When we last checked in on the WiFiWart, an ambitious project to scratch-build a Linux powered penetration testing drop box small enough to be disguised as a standard phone charger, it was still in the early planning phases. In fact, the whole thing was little more than an idea. But we had a hunch that [Walker] was tenacious enough see the project through to reality, and now less than two months later, we’re happy to report that not only have the first prototype PCBs been assembled, but a community of like minded individuals is being built up around this exciting open source project.
Now before you get too excited, we should probably say that the prototypes didn’t actually work. Even worse, the precious Magic Smoke was released from the board’s Allwinner A33 ARM SoC when a pin only rated for 2.75 V was inadvertently fed 3.3 V. The culprit? Somehow [Walker] says he mistakenly ordered a 3.3 V regulator even though he had the appropriate 2.5 V model down in the Bill of Materials. A bummer to be sure, but that’s what prototypes are for.
Even though [Walker] wasn’t able to fire the board up, the fact that they even got produced shows just how much progress has been made in a relatively short amount of time. A lot of thought went into how the 1 GB DDR3 RAM would get connected to the A33, which includes a brief overview of how you do automatic trace length matching in KiCad. He’s also locked in component selections, such as the RTL8188CUS WiFi module, that were still being contemplated as of our last update.
Towards the end of the post, he even discusses the ultimate layout of the board, as the one he’s currently working on is just a functional prototype and would never actually fit inside of a phone charger. It sounds like the plan is to make use of the vertical real estate within the plastic enclosure of the charger, rather than trying to cram everything into a two dimensional design.
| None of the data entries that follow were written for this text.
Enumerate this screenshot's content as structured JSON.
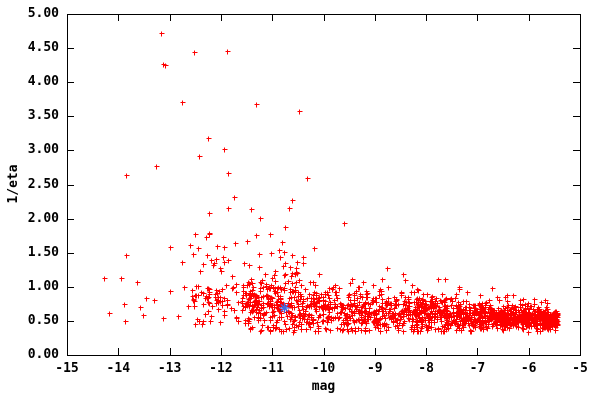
{
  "chart_data": {
    "type": "scatter",
    "title": "",
    "xlabel": "mag",
    "ylabel": "1/eta",
    "xlim": [
      -15,
      -5
    ],
    "ylim": [
      0,
      5
    ],
    "grid": false,
    "legend": "none",
    "xtick_values": [
      -15,
      -14,
      -13,
      -12,
      -11,
      -10,
      -9,
      -8,
      -7,
      -6,
      -5
    ],
    "xtick_labels": [
      "-15",
      "-14",
      "-13",
      "-12",
      "-11",
      "-10",
      "-9",
      "-8",
      "-7",
      "-6",
      "-5"
    ],
    "ytick_values": [
      0,
      0.5,
      1,
      1.5,
      2,
      2.5,
      3,
      3.5,
      4,
      4.5,
      5
    ],
    "ytick_labels": [
      "0.00",
      "0.50",
      "1.00",
      "1.50",
      "2.00",
      "2.50",
      "3.00",
      "3.50",
      "4.00",
      "4.50",
      "5.00"
    ],
    "series": [
      {
        "name": "red-scatter",
        "marker": "plus",
        "color": "#ff0000",
        "points_explicit": [
          [
            -13.17,
            4.72
          ],
          [
            -13.13,
            4.27
          ],
          [
            -13.08,
            4.25
          ],
          [
            -12.52,
            4.44
          ],
          [
            -11.88,
            4.46
          ],
          [
            -12.76,
            3.71
          ],
          [
            -11.32,
            3.68
          ],
          [
            -10.47,
            3.58
          ],
          [
            -12.25,
            3.18
          ],
          [
            -11.93,
            3.02
          ],
          [
            -12.43,
            2.92
          ],
          [
            -13.27,
            2.77
          ],
          [
            -13.85,
            2.64
          ],
          [
            -11.86,
            2.67
          ],
          [
            -10.32,
            2.6
          ],
          [
            -11.74,
            2.32
          ],
          [
            -10.61,
            2.27
          ],
          [
            -11.86,
            2.16
          ],
          [
            -11.41,
            2.14
          ],
          [
            -10.67,
            2.16
          ],
          [
            -12.23,
            2.08
          ],
          [
            -11.24,
            2.01
          ],
          [
            -10.75,
            1.88
          ],
          [
            -9.6,
            1.94
          ],
          [
            -12.29,
            1.73
          ],
          [
            -12.99,
            1.58
          ],
          [
            -12.45,
            1.57
          ],
          [
            -10.19,
            1.57
          ],
          [
            -11.03,
            1.5
          ],
          [
            -10.85,
            1.44
          ],
          [
            -12.76,
            1.36
          ],
          [
            -12.15,
            1.32
          ],
          [
            -11.93,
            1.36
          ],
          [
            -10.39,
            1.35
          ],
          [
            -10.09,
            1.19
          ],
          [
            -13.85,
            1.47
          ],
          [
            -14.28,
            1.13
          ],
          [
            -13.95,
            1.13
          ],
          [
            -13.63,
            1.07
          ],
          [
            -14.18,
            0.62
          ],
          [
            -13.89,
            0.75
          ],
          [
            -13.87,
            0.5
          ],
          [
            -13.58,
            0.7
          ],
          [
            -13.52,
            0.59
          ],
          [
            -13.46,
            0.84
          ],
          [
            -13.31,
            0.81
          ],
          [
            -13.13,
            0.54
          ],
          [
            -12.99,
            0.94
          ],
          [
            -12.83,
            0.57
          ],
          [
            -12.64,
            0.72
          ],
          [
            -12.55,
            0.8
          ],
          [
            -12.71,
            1.0
          ],
          [
            -12.3,
            0.87
          ],
          [
            -12.36,
            0.45
          ],
          [
            -8.77,
            1.27
          ],
          [
            -8.86,
            1.11
          ],
          [
            -7.77,
            1.11
          ],
          [
            -9.48,
            1.06
          ],
          [
            -9.31,
            1.0
          ],
          [
            -6.72,
            0.98
          ],
          [
            -6.31,
            0.88
          ],
          [
            -5.9,
            0.82
          ],
          [
            -8.3,
            0.93
          ],
          [
            -7.2,
            0.92
          ]
        ],
        "cloud": {
          "seed": 7,
          "n_band": 1600,
          "band_x_right": -5.45,
          "band_x_span": 6.1,
          "band_x_pow": 1.35,
          "band_center_left": 0.72,
          "band_center_right": 0.53,
          "band_spread_left": 0.225,
          "band_spread_right": 0.065,
          "y_min": 0.34,
          "y_cap": 2.35,
          "tail_frac": 0.07,
          "tail_scale": 0.45,
          "n_mid": 110,
          "mid_x_min": -12.6,
          "mid_x_range": 2.2,
          "mid_y_base": 0.72,
          "mid_y_scale": 1.15,
          "n_left_low": 45,
          "left_low_x_min": -12.55,
          "left_low_x_range": 1.05,
          "left_low_y_min": 0.45,
          "left_low_y_range": 0.55
        }
      },
      {
        "name": "highlight-star",
        "marker": "star",
        "color": "#4169e1",
        "points": [
          [
            -10.76,
            0.69
          ]
        ]
      }
    ],
    "colors": {
      "background": "#ffffff",
      "frame": "#000000",
      "text": "#000000",
      "points": "#ff0000",
      "highlight": "#4169e1"
    }
  }
}
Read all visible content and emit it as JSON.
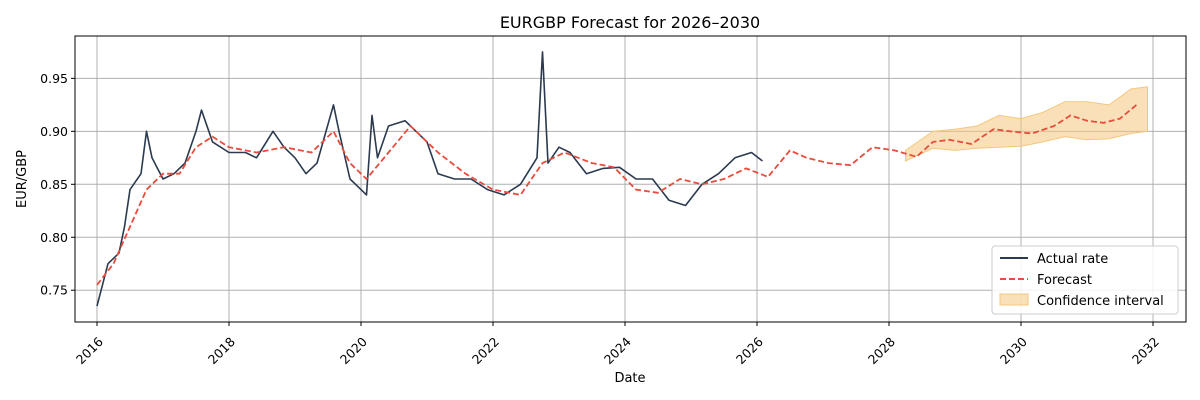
{
  "chart_data": {
    "type": "line",
    "title": "EURGBP Forecast for 2026–2030",
    "xlabel": "Date",
    "ylabel": "EUR/GBP",
    "xlim": [
      "2015-09-01",
      "2032-07-01"
    ],
    "ylim": [
      0.72,
      0.99
    ],
    "x_ticks": [
      "2016",
      "2018",
      "2020",
      "2022",
      "2024",
      "2026",
      "2028",
      "2030",
      "2032"
    ],
    "y_ticks": [
      "0.75",
      "0.80",
      "0.85",
      "0.90",
      "0.95"
    ],
    "grid": true,
    "legend_position": "bottom-right",
    "colors": {
      "actual": "#2b3a4f",
      "forecast": "#e74c3c",
      "confidence": "#f5c67e"
    },
    "series": [
      {
        "name": "Actual rate",
        "style": "solid",
        "x": [
          "2016-01",
          "2016-03",
          "2016-05",
          "2016-06",
          "2016-07",
          "2016-09",
          "2016-10",
          "2016-11",
          "2017-01",
          "2017-03",
          "2017-05",
          "2017-07",
          "2017-08",
          "2017-10",
          "2018-01",
          "2018-04",
          "2018-06",
          "2018-09",
          "2018-11",
          "2019-01",
          "2019-03",
          "2019-05",
          "2019-08",
          "2019-09",
          "2019-11",
          "2020-01",
          "2020-02",
          "2020-03",
          "2020-04",
          "2020-06",
          "2020-09",
          "2020-11",
          "2021-01",
          "2021-03",
          "2021-06",
          "2021-09",
          "2021-12",
          "2022-03",
          "2022-06",
          "2022-09",
          "2022-10",
          "2022-11",
          "2023-01",
          "2023-03",
          "2023-06",
          "2023-09",
          "2023-12",
          "2024-03",
          "2024-06",
          "2024-09",
          "2024-12",
          "2025-03",
          "2025-06",
          "2025-09",
          "2025-12",
          "2026-02"
        ],
        "y": [
          0.735,
          0.775,
          0.785,
          0.81,
          0.845,
          0.86,
          0.9,
          0.875,
          0.855,
          0.86,
          0.87,
          0.9,
          0.92,
          0.89,
          0.88,
          0.88,
          0.875,
          0.9,
          0.885,
          0.875,
          0.86,
          0.87,
          0.925,
          0.9,
          0.855,
          0.845,
          0.84,
          0.915,
          0.875,
          0.905,
          0.91,
          0.9,
          0.89,
          0.86,
          0.855,
          0.855,
          0.845,
          0.84,
          0.85,
          0.875,
          0.975,
          0.87,
          0.885,
          0.88,
          0.86,
          0.865,
          0.866,
          0.855,
          0.855,
          0.835,
          0.83,
          0.85,
          0.86,
          0.875,
          0.88,
          0.872
        ]
      },
      {
        "name": "Forecast",
        "style": "dashed",
        "x": [
          "2016-01",
          "2016-04",
          "2016-07",
          "2016-10",
          "2017-01",
          "2017-04",
          "2017-07",
          "2017-10",
          "2018-01",
          "2018-06",
          "2018-11",
          "2019-04",
          "2019-08",
          "2019-11",
          "2020-02",
          "2020-06",
          "2020-10",
          "2021-03",
          "2021-08",
          "2022-01",
          "2022-06",
          "2022-10",
          "2023-02",
          "2023-07",
          "2023-11",
          "2024-03",
          "2024-07",
          "2024-11",
          "2025-03",
          "2025-07",
          "2025-11",
          "2026-03",
          "2026-07",
          "2026-10",
          "2027-02",
          "2027-06",
          "2027-10",
          "2028-02",
          "2028-06",
          "2028-09",
          "2028-12",
          "2029-04",
          "2029-08",
          "2029-11",
          "2030-03",
          "2030-07",
          "2030-10",
          "2031-01",
          "2031-04",
          "2031-07",
          "2031-10"
        ],
        "y": [
          0.755,
          0.775,
          0.81,
          0.845,
          0.86,
          0.86,
          0.885,
          0.895,
          0.885,
          0.88,
          0.885,
          0.88,
          0.9,
          0.87,
          0.855,
          0.88,
          0.905,
          0.88,
          0.86,
          0.845,
          0.84,
          0.87,
          0.88,
          0.87,
          0.866,
          0.845,
          0.842,
          0.855,
          0.85,
          0.855,
          0.865,
          0.857,
          0.882,
          0.875,
          0.87,
          0.868,
          0.885,
          0.882,
          0.876,
          0.89,
          0.892,
          0.888,
          0.902,
          0.9,
          0.898,
          0.905,
          0.915,
          0.91,
          0.908,
          0.912,
          0.925
        ]
      }
    ],
    "confidence_interval": {
      "name": "Confidence interval",
      "x": [
        "2028-04",
        "2028-09",
        "2029-01",
        "2029-05",
        "2029-09",
        "2030-01",
        "2030-05",
        "2030-09",
        "2031-01",
        "2031-05",
        "2031-09",
        "2031-12"
      ],
      "lower": [
        0.872,
        0.884,
        0.882,
        0.884,
        0.885,
        0.886,
        0.89,
        0.895,
        0.892,
        0.893,
        0.898,
        0.9
      ],
      "upper": [
        0.882,
        0.9,
        0.902,
        0.905,
        0.915,
        0.912,
        0.918,
        0.928,
        0.928,
        0.925,
        0.94,
        0.942
      ]
    }
  }
}
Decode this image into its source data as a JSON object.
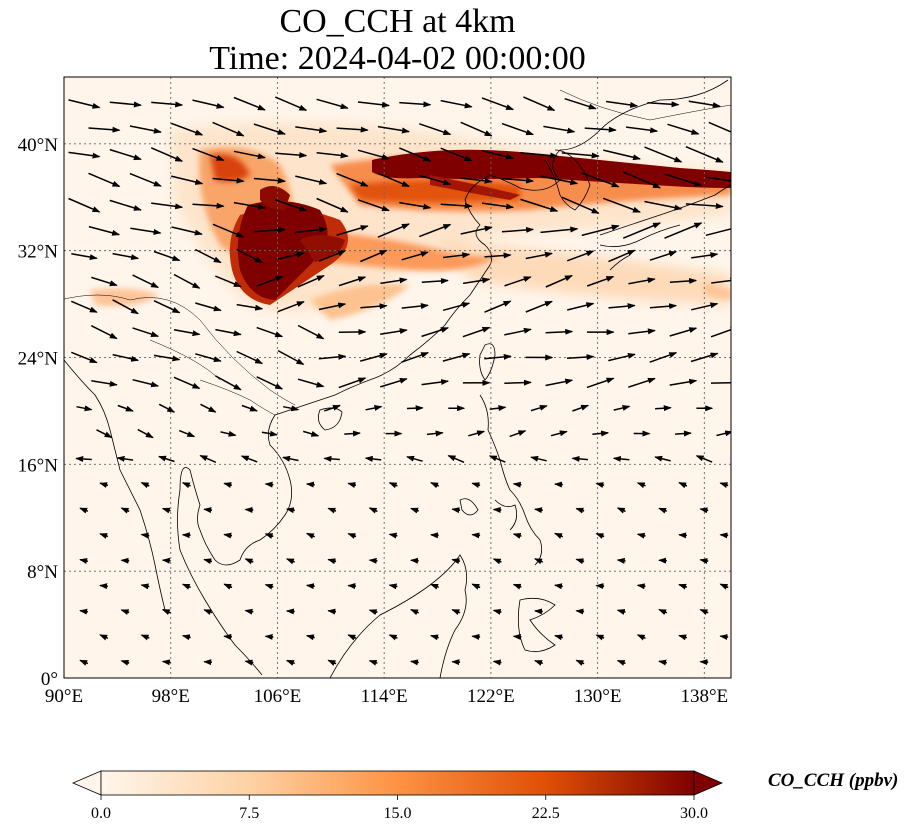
{
  "title": {
    "line1": "CO_CCH at 4km",
    "line2": "Time: 2024-04-02 00:00:00"
  },
  "map": {
    "lon_range": [
      90,
      140
    ],
    "lat_range": [
      0,
      45
    ],
    "lon_ticks": [
      {
        "value": 90,
        "label": "90°E"
      },
      {
        "value": 98,
        "label": "98°E"
      },
      {
        "value": 106,
        "label": "106°E"
      },
      {
        "value": 114,
        "label": "114°E"
      },
      {
        "value": 122,
        "label": "122°E"
      },
      {
        "value": 130,
        "label": "130°E"
      },
      {
        "value": 138,
        "label": "138°E"
      }
    ],
    "lat_ticks": [
      {
        "value": 0,
        "label": "0°"
      },
      {
        "value": 8,
        "label": "8°N"
      },
      {
        "value": 16,
        "label": "16°N"
      },
      {
        "value": 24,
        "label": "24°N"
      },
      {
        "value": 32,
        "label": "32°N"
      },
      {
        "value": 40,
        "label": "40°N"
      }
    ],
    "grid": "dotted"
  },
  "colorbar": {
    "label": "CO_CCH (ppbv)",
    "ticks": [
      "0.0",
      "7.5",
      "15.0",
      "22.5",
      "30.0"
    ],
    "range": [
      0,
      30
    ],
    "colors": [
      "#fff5eb",
      "#fdd2a5",
      "#fd9243",
      "#df5005",
      "#7f0000"
    ],
    "extend": "both"
  }
}
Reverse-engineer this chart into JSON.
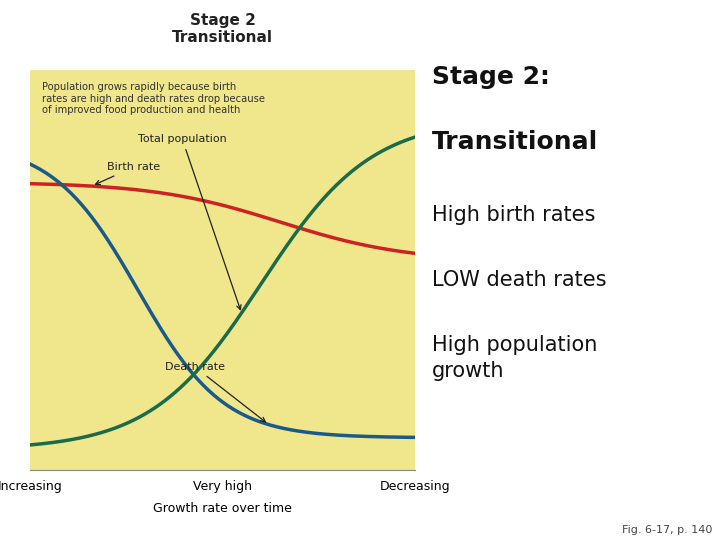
{
  "background_color": "#ffffff",
  "chart_bg_color": "#f0e68c",
  "title_line1": "Stage 2",
  "title_line2": "Transitional",
  "annotation_text": "Population grows rapidly because birth\nrates are high and death rates drop because\nof improved food production and health",
  "xlabel": "Growth rate over time",
  "xtick_labels": [
    "Increasing",
    "Very high",
    "Decreasing"
  ],
  "right_title_line1": "Stage 2:",
  "right_title_line2": "Transitional",
  "right_line1": "High birth rates",
  "right_line2": "LOW death rates",
  "right_line3": "High population\ngrowth",
  "fig_caption": "Fig. 6-17, p. 140",
  "birth_rate_color": "#cc2222",
  "death_rate_color": "#1a6b4a",
  "total_pop_color": "#1a5a8a",
  "birth_rate_label": "Birth rate",
  "death_rate_label": "Death rate",
  "total_pop_label": "Total population"
}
Want to get in on the fun, or just stay updated as [Walker] embarks on this epic journey? Perhaps you’d be interested in joining the recently formed Open Source Security Hardware Discord server he’s spun up. Whether you’ve got input on the design, or just want to hang out and watch the WiFiWart get developed, we’re sure he’d be happy to have you stop by.
The first post about this project got quite a response from Hackaday readers, and for good reason. While many in the hacking and making scene only have a passing interest in the security side of things, we all love our little little Linux boards. Especially ones that are being developed in the open.